El Centro Police Dept--Unmanned Aerial System UAS

Sergeant Damian Valdez, El Centro Police Department, talks about the Unmanned Aerial System project that will be used in law enforcement and fire services via virtual Zoom during a public forum Wednesday, April 14.

EL CENTRO — The El Centro Police Department presented a community forum Wednesday, April 14, to introduce the use of unmanned aerial system (UAS) as an additional future law enforcement service in the City. 

The City Council members, law enforcement officers, officials, and community members participated in the public outreach forum via Zoom. Other concerned residents participated through social media.

Officer Robert Sawyer presented the proposal and an overview of the unmanned aerial system which is popularly known as a drone. UAS is also called Unmanned aerial vehicles (UAV). A drone is an unmanned aircraft robot, equipped with a surveillance camera, that is remotely controlled by a pilot on the ground using an electronic console. Drones are used in military, commercial, and civilian applications. 

The drones will be used in law enforcement, fire emergencies, and by rescue responders to natural disasters, said Sergeant Damian Valdez. 

“UAS will enhance police operations,” said Valdez, whose team had explored and researched drone use and application for the past two years. He has consulted with the Imperial County Sheriff’s Office, Chula Vista and San Diego police departments, and civil liberties organizations as well. In October 2020, the El Centro City Council members supported and endorsed the UAS pilot program for law enforcement, firefighters, and public works personnel. 

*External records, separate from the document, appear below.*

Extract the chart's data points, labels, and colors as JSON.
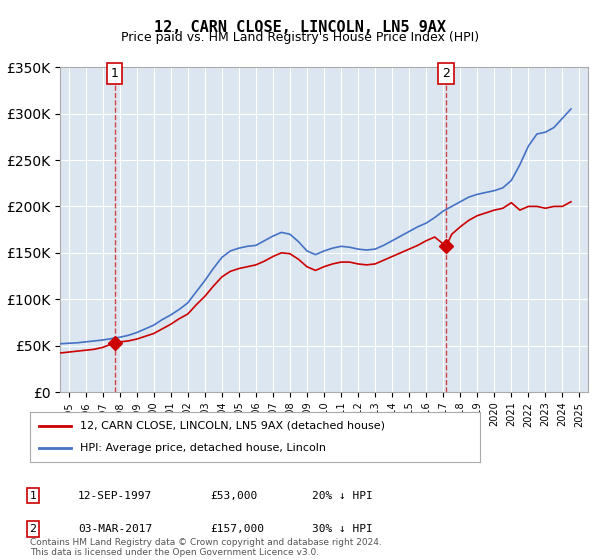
{
  "title": "12, CARN CLOSE, LINCOLN, LN5 9AX",
  "subtitle": "Price paid vs. HM Land Registry's House Price Index (HPI)",
  "ylabel": "",
  "xlabel": "",
  "bg_color": "#dce6f1",
  "plot_bg_color": "#dce6f1",
  "red_line_color": "#cc0000",
  "blue_line_color": "#4472c4",
  "annotation1_year": 1997.7,
  "annotation2_year": 2017.17,
  "annotation1_value": 53000,
  "annotation2_value": 157000,
  "ylim_min": 0,
  "ylim_max": 350000,
  "xlim_min": 1994.5,
  "xlim_max": 2025.5,
  "footnote": "Contains HM Land Registry data © Crown copyright and database right 2024.\nThis data is licensed under the Open Government Licence v3.0.",
  "legend_line1": "12, CARN CLOSE, LINCOLN, LN5 9AX (detached house)",
  "legend_line2": "HPI: Average price, detached house, Lincoln",
  "ann1_label": "1",
  "ann2_label": "2",
  "ann1_date": "12-SEP-1997",
  "ann1_price": "£53,000",
  "ann1_hpi": "20% ↓ HPI",
  "ann2_date": "03-MAR-2017",
  "ann2_price": "£157,000",
  "ann2_hpi": "30% ↓ HPI",
  "hpi_data": {
    "years": [
      1994.5,
      1995.0,
      1995.5,
      1996.0,
      1996.5,
      1997.0,
      1997.5,
      1998.0,
      1998.5,
      1999.0,
      1999.5,
      2000.0,
      2000.5,
      2001.0,
      2001.5,
      2002.0,
      2002.5,
      2003.0,
      2003.5,
      2004.0,
      2004.5,
      2005.0,
      2005.5,
      2006.0,
      2006.5,
      2007.0,
      2007.5,
      2008.0,
      2008.5,
      2009.0,
      2009.5,
      2010.0,
      2010.5,
      2011.0,
      2011.5,
      2012.0,
      2012.5,
      2013.0,
      2013.5,
      2014.0,
      2014.5,
      2015.0,
      2015.5,
      2016.0,
      2016.5,
      2017.0,
      2017.5,
      2018.0,
      2018.5,
      2019.0,
      2019.5,
      2020.0,
      2020.5,
      2021.0,
      2021.5,
      2022.0,
      2022.5,
      2023.0,
      2023.5,
      2024.0,
      2024.5
    ],
    "values": [
      52000,
      52500,
      53000,
      54000,
      55000,
      56000,
      57500,
      59000,
      61000,
      64000,
      68000,
      72000,
      78000,
      83000,
      89000,
      96000,
      108000,
      120000,
      133000,
      145000,
      152000,
      155000,
      157000,
      158000,
      163000,
      168000,
      172000,
      170000,
      162000,
      152000,
      148000,
      152000,
      155000,
      157000,
      156000,
      154000,
      153000,
      154000,
      158000,
      163000,
      168000,
      173000,
      178000,
      182000,
      188000,
      195000,
      200000,
      205000,
      210000,
      213000,
      215000,
      217000,
      220000,
      228000,
      245000,
      265000,
      278000,
      280000,
      285000,
      295000,
      305000
    ]
  },
  "red_data": {
    "years": [
      1994.5,
      1995.0,
      1995.5,
      1996.0,
      1996.5,
      1997.0,
      1997.7,
      1998.0,
      1998.5,
      1999.0,
      1999.5,
      2000.0,
      2000.5,
      2001.0,
      2001.5,
      2002.0,
      2002.5,
      2003.0,
      2003.5,
      2004.0,
      2004.5,
      2005.0,
      2005.5,
      2006.0,
      2006.5,
      2007.0,
      2007.5,
      2008.0,
      2008.5,
      2009.0,
      2009.5,
      2010.0,
      2010.5,
      2011.0,
      2011.5,
      2012.0,
      2012.5,
      2013.0,
      2013.5,
      2014.0,
      2014.5,
      2015.0,
      2015.5,
      2016.0,
      2016.5,
      2017.17,
      2017.5,
      2018.0,
      2018.5,
      2019.0,
      2019.5,
      2020.0,
      2020.5,
      2021.0,
      2021.5,
      2022.0,
      2022.5,
      2023.0,
      2023.5,
      2024.0,
      2024.5
    ],
    "values": [
      42000,
      43000,
      44000,
      45000,
      46000,
      48000,
      53000,
      54000,
      55000,
      57000,
      60000,
      63000,
      68000,
      73000,
      79000,
      84000,
      94000,
      103000,
      114000,
      124000,
      130000,
      133000,
      135000,
      137000,
      141000,
      146000,
      150000,
      149000,
      143000,
      135000,
      131000,
      135000,
      138000,
      140000,
      140000,
      138000,
      137000,
      138000,
      142000,
      146000,
      150000,
      154000,
      158000,
      163000,
      167000,
      157000,
      170000,
      178000,
      185000,
      190000,
      193000,
      196000,
      198000,
      204000,
      196000,
      200000,
      200000,
      198000,
      200000,
      200000,
      205000
    ]
  }
}
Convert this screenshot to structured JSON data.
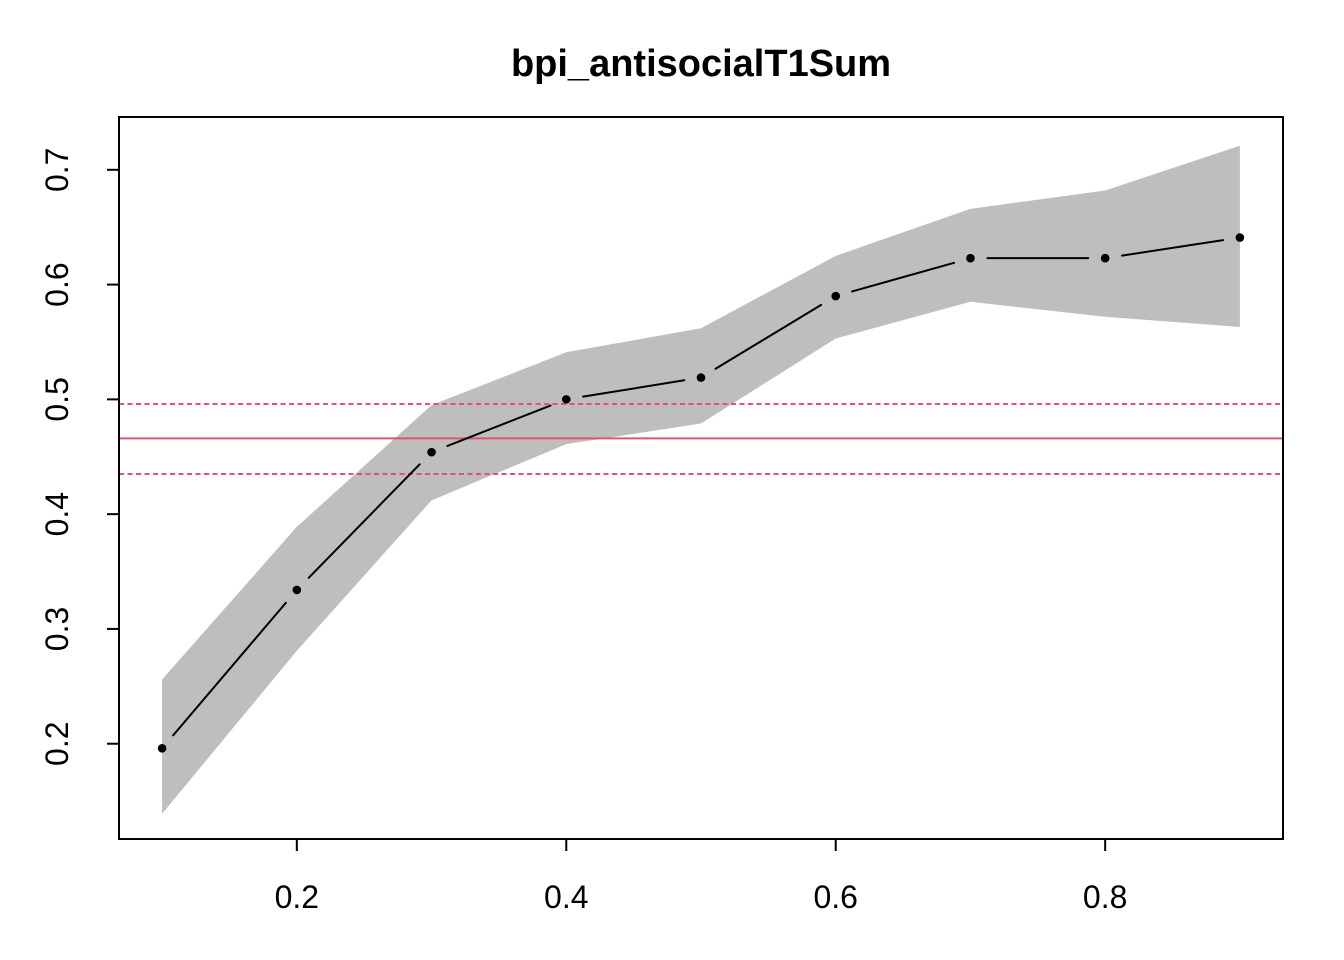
{
  "figure": {
    "title": "bpi_antisocialT1Sum",
    "background_color": "#ffffff"
  },
  "chart_data": {
    "type": "line",
    "title": "bpi_antisocialT1Sum",
    "xlabel": "",
    "ylabel": "",
    "x": [
      0.1,
      0.2,
      0.3,
      0.4,
      0.5,
      0.6,
      0.7,
      0.8,
      0.9
    ],
    "series": [
      {
        "name": "estimate",
        "values": [
          0.196,
          0.334,
          0.454,
          0.5,
          0.519,
          0.59,
          0.623,
          0.623,
          0.641
        ],
        "color": "#000000",
        "marker": "filled-circle",
        "line_style": "solid-with-marker-gaps"
      },
      {
        "name": "band_upper",
        "values": [
          0.256,
          0.389,
          0.495,
          0.541,
          0.562,
          0.625,
          0.666,
          0.682,
          0.721
        ]
      },
      {
        "name": "band_lower",
        "values": [
          0.139,
          0.281,
          0.412,
          0.461,
          0.479,
          0.553,
          0.585,
          0.572,
          0.563
        ]
      }
    ],
    "band": {
      "upper_series": "band_upper",
      "lower_series": "band_lower",
      "color": "#bebebe"
    },
    "reference_lines": [
      {
        "name": "reference_mean",
        "value": 0.466,
        "style": "solid",
        "color": "#df536b"
      },
      {
        "name": "reference_upper",
        "value": 0.496,
        "style": "dashed",
        "color": "#df536b"
      },
      {
        "name": "reference_lower",
        "value": 0.435,
        "style": "dashed",
        "color": "#df536b"
      }
    ],
    "x_ticks": [
      0.2,
      0.4,
      0.6,
      0.8
    ],
    "y_ticks": [
      0.2,
      0.3,
      0.4,
      0.5,
      0.6,
      0.7
    ],
    "x_tick_labels": [
      "0.2",
      "0.4",
      "0.6",
      "0.8"
    ],
    "y_tick_labels": [
      "0.2",
      "0.3",
      "0.4",
      "0.5",
      "0.6",
      "0.7"
    ],
    "xlim": [
      0.068,
      0.932
    ],
    "ylim": [
      0.117,
      0.746
    ],
    "grid": false,
    "legend": false,
    "y_tick_label_rotation": -90
  }
}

Valdez talked about the benefits, objections, implementation, operation policies, cost, and further steps to finalize the project. At the end of the presentation, inquiries from community members were read and responded to by Sawyer. 

A major concern from the community forum was surveillance and intrusion into the personal privacy of individuals. 

“There is no intentional observation of locations,” said Valdez, referring to backyards, homes, and private buildings. He said the UAS will be deployed only in response to calls or for active incidents. 

“Deployment of drones is mission specific and launched with the approval of the commander,” said Valdez. Among its applications are crime scene investigations, suspect searches in hard to search areas, rescue operations, intelligence gathering, and locating illegal camping. “It will not be equipped with weapons.”

Currently, there is no readily available air support and the El Centro Police Department had to rely on the availability of helicopter support from the Imperial County Sheriff’s Office and the Customs and Border Protection agencies. 

According to Valdez, the UAS is much cheaper than a helicopter in terms of equipment, maintenance, and human resources.

The drone can easily be deployed in a short time period from a patrol car unit and immediately keep track of a suspect or an emergency situation. It can explore inaccessible areas without exposing law enforcement officers or firefighters to any potential threats of violence or natural dangers such as volatile gases and burning sites. 

The cost for the UAS comes from a grant and will include consulting fees, required permits, equipment, software, storage, and pilot training. 

According to Valdez, the next step is to reach out and provide community education to allay the fears of residents. The next forum is at 2 p.m. on Saturday, April 24, and will again be hosted by the El Centro Police Department. 

“The UAS will improve the safety of police and fire personnel and it makes our job easier,” said Valdez.